Mehserle in LA for BART Shooting Hearing

Former BART police Officer Johannes Mehserle is back in Los Angeles for a pretrial hearing in his case, in which he's accused of murdering unarmed passenger Oscar Grant III on Jan. 1, 2009.

 Los Angeles County Superior Court Judge Ronald Perry will hear arguments in the L.A. County Superior Court on two motions filed on Mehserle's behalf by his lawyer, Michael Rains.
One motion seeks to have Mehserle's bail lowered and the other seeks to have the Alameda County District Attorney's Office removed from the  case for allegedly conspiring to violate Mehserle's Sixth Amendment right to counsel.

Mehserle, 28, who is free on $3 million bail, is charged in connection with the shooting death of Grant, a 22-year-old Hayward man, on the platform of the Fruitvale BART station in Oakland shortly after 2 a.m. on Jan. 1, 2009.

Mehserle, who resigned a week after the incident because he didn't want to cooperate with BART's internal investigation, and other officers were responding to reports that there was a fight on a train. Friends of Grant who were with him at the time have given depositions stating that Grant was one  of the people involved in the fight.

Rains has admitted that Mehserle shot and killed Grant but claims that the shooting was accidental because Mehserle meant to use his Taser stun gun on Grant but fired his gun by mistake.

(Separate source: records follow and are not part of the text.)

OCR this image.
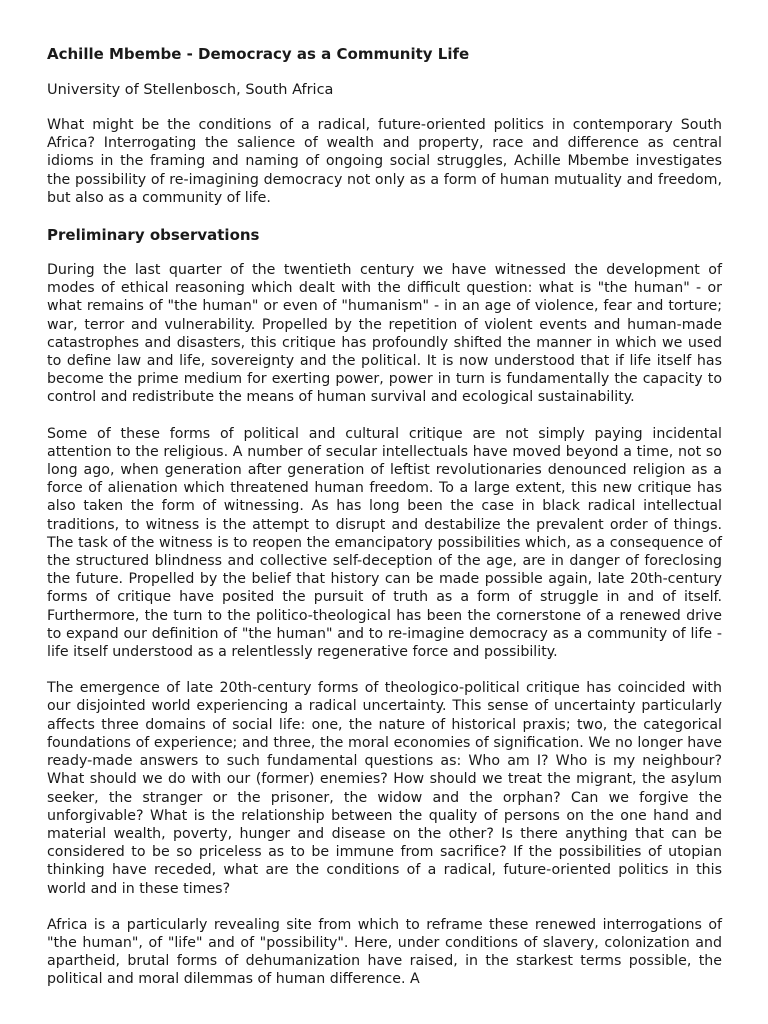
Achille Mbembe - Democracy as a Community Life
University of Stellenbosch, South Africa

What might be the conditions of a radical, future-oriented politics in contemporary South Africa? Interrogating the salience of wealth and property, race and difference as central idioms in the framing and naming of ongoing social struggles, Achille Mbembe investigates the possibility of re-imagining democracy not only as a form of human mutuality and freedom, but also as a community of life.

Preliminary observations

During the last quarter of the twentieth century we have witnessed the development of modes of ethical reasoning which dealt with the difficult question: what is "the human" - or what remains of "the human" or even of "humanism" - in an age of violence, fear and torture; war, terror and vulnerability. Propelled by the repetition of violent events and human-made catastrophes and disasters, this critique has profoundly shifted the manner in which we used to define law and life, sovereignty and the political. It is now understood that if life itself has become the prime medium for exerting power, power in turn is fundamentally the capacity to control and redistribute the means of human survival and ecological sustainability.

Some of these forms of political and cultural critique are not simply paying incidental attention to the religious. A number of secular intellectuals have moved beyond a time, not so long ago, when generation after generation of leftist revolutionaries denounced religion as a force of alienation which threatened human freedom. To a large extent, this new critique has also taken the form of witnessing. As has long been the case in black radical intellectual traditions, to witness is the attempt to disrupt and destabilize the prevalent order of things. The task of the witness is to reopen the emancipatory possibilities which, as a consequence of the structured blindness and collective self-deception of the age, are in danger of foreclosing the future. Propelled by the belief that history can be made possible again, late 20th-century forms of critique have posited the pursuit of truth as a form of struggle in and of itself. Furthermore, the turn to the politico-theological has been the cornerstone of a renewed drive to expand our definition of "the human" and to re-imagine democracy as a community of life - life itself understood as a relentlessly regenerative force and possibility.

The emergence of late 20th-century forms of theologico-political critique has coincided with our disjointed world experiencing a radical uncertainty. This sense of uncertainty particularly affects three domains of social life: one, the nature of historical praxis; two, the categorical foundations of experience; and three, the moral economies of signification. We no longer have ready-made answers to such fundamental questions as: Who am I? Who is my neighbour? What should we do with our (former) enemies? How should we treat the migrant, the asylum seeker, the stranger or the prisoner, the widow and the orphan? Can we forgive the unforgivable? What is the relationship between the quality of persons on the one hand and material wealth, poverty, hunger and disease on the other? Is there anything that can be considered to be so priceless as to be immune from sacrifice? If the possibilities of utopian thinking have receded, what are the conditions of a radical, future-oriented politics in this world and in these times?

Africa is a particularly revealing site from which to reframe these renewed interrogations of "the human", of "life" and of "possibility". Here, under conditions of slavery, colonization and apartheid, brutal forms of dehumanization have raised, in the starkest terms possible, the political and moral dilemmas of human difference. A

Alameda County Superior Court Judge Morris Jacobson ruled in October that Mehserle's trial should be moved out of the county because the large amount of publicity the case has received jeopardized his chances of getting a fair trial locally.

Jacobson selected Los Angeles County as the new venue and  California Supreme Court Chief Justice Ronald George chose Perry to preside over the case.

Although Rains filed his motions on Jan. 26, Perry has refused to  make them public so far, just as Jacobson blocked Mehserle's court file from the press and the public.